Al Festival di Düsseldorf del maggio 1902 Richard Strauss diresse la Faust-Symphonie di Liszt, il 19 maggio, e il giorno dopo ascoltò per la prima volta The Dream of Gerontius di Elgar, e lo elogiò pubblicamente. Se è chiaro il collegamento ideale e stilistico che Strauss, il primo dei musicisti allora moderni, istituì tra sé e Liszt, uno dei pionieri della modernità, meno necessaria può sembrarci oggi l’altra affinità artistica da Strauss notata non senza un polemico compiacimento. II lavoro di Elgar, infatti, gli era piaciuto molto e nella cena che seguì il concerto egli rivolse al collega inglese, di sette anni più anziano, un brindisi augurale restato celebre e spesso citato: «Bevo alla prosperità e ai successi del primo musicista inglese progressivo». A includere (con un po’ di interessata esagerazione) Elgar nel circolo dei musicisti antiaccademici, pur dopo aver ascoltato una forma musicale accademica qual è l’Oratorio, Strauss non ebbe incertezze (del resto, non le aveva mai), perché nel Gerontius aveva apprezzato gli elementi di attualità, cioè i modi lisztiano e wagneriani, quali erano il linguaggio armonico evoluto, l’organizzazione tematica, la sensibilità descrittiva e introspettiva.

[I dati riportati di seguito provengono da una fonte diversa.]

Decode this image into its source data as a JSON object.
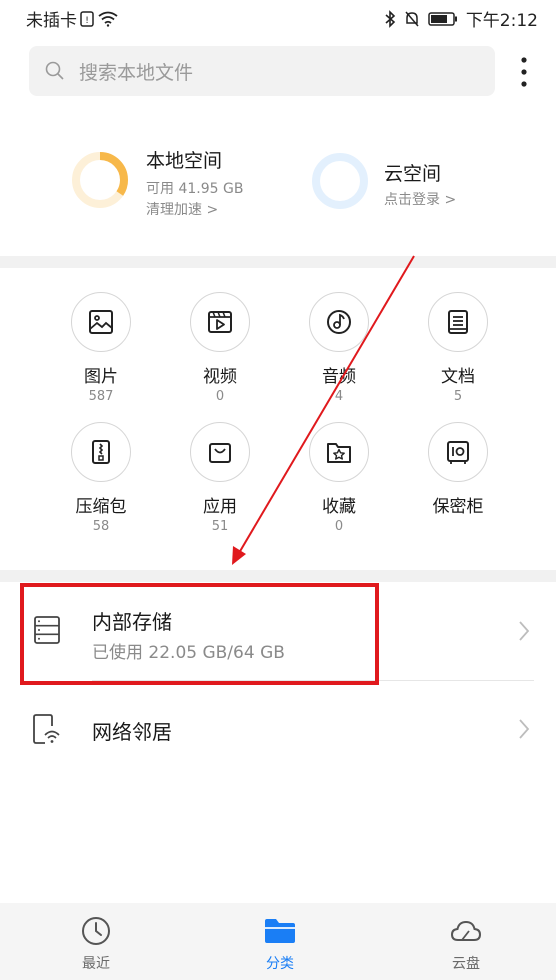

The Dream of Gerontius (Il sogno di Geronzio, 1900) segnò, infatti, un culmine nella carriera artistica di Edward Elgar (Sir Edward, dal 1904) per l’originalità e la ricchezza dei mezzi espressivi, sinfonici e vocali, e per l’intensità del sentimento. In qualcuno dei lavori precedenti si notano le capacità coloristiche e narrative (per esempio, nella brillante ouverture Froissart, 1890, e, anni dopo, nel magnifico Falstaff, 1913, che sono veri ritratti in musica, come ne faceva Liszt) e soprattutto il magistero costruttivo, unito all’asciuttezza dell’eloquio e all’ironia elegante (è ovvio qui il riferimento alle Enigma Variations, 1899, giustamente famose): ma tutto attesta in essi un ingegno prevalentemente strumentale, ben nutrito nel clima di gusti ecumenici e pragmatici tipico della cultura musicale inglese nella seconda metà dell’Ottocento (cultura che accoglieva e assimilava Wagner e Brahms, Verdi e Gounod senza diffidenze, anzi con cortese ospitalità). Né Elgar era immune, come non erano gli altri compositori della rinascita inglese, dall’accademismo e dalla magniloquenza ufficiale e patriottica (che egli non sempre evitò neppure in seguito, per ingenuo entusiasmo o di proposito), né dal suo inevitabile contrario, che è il languore sentimentale.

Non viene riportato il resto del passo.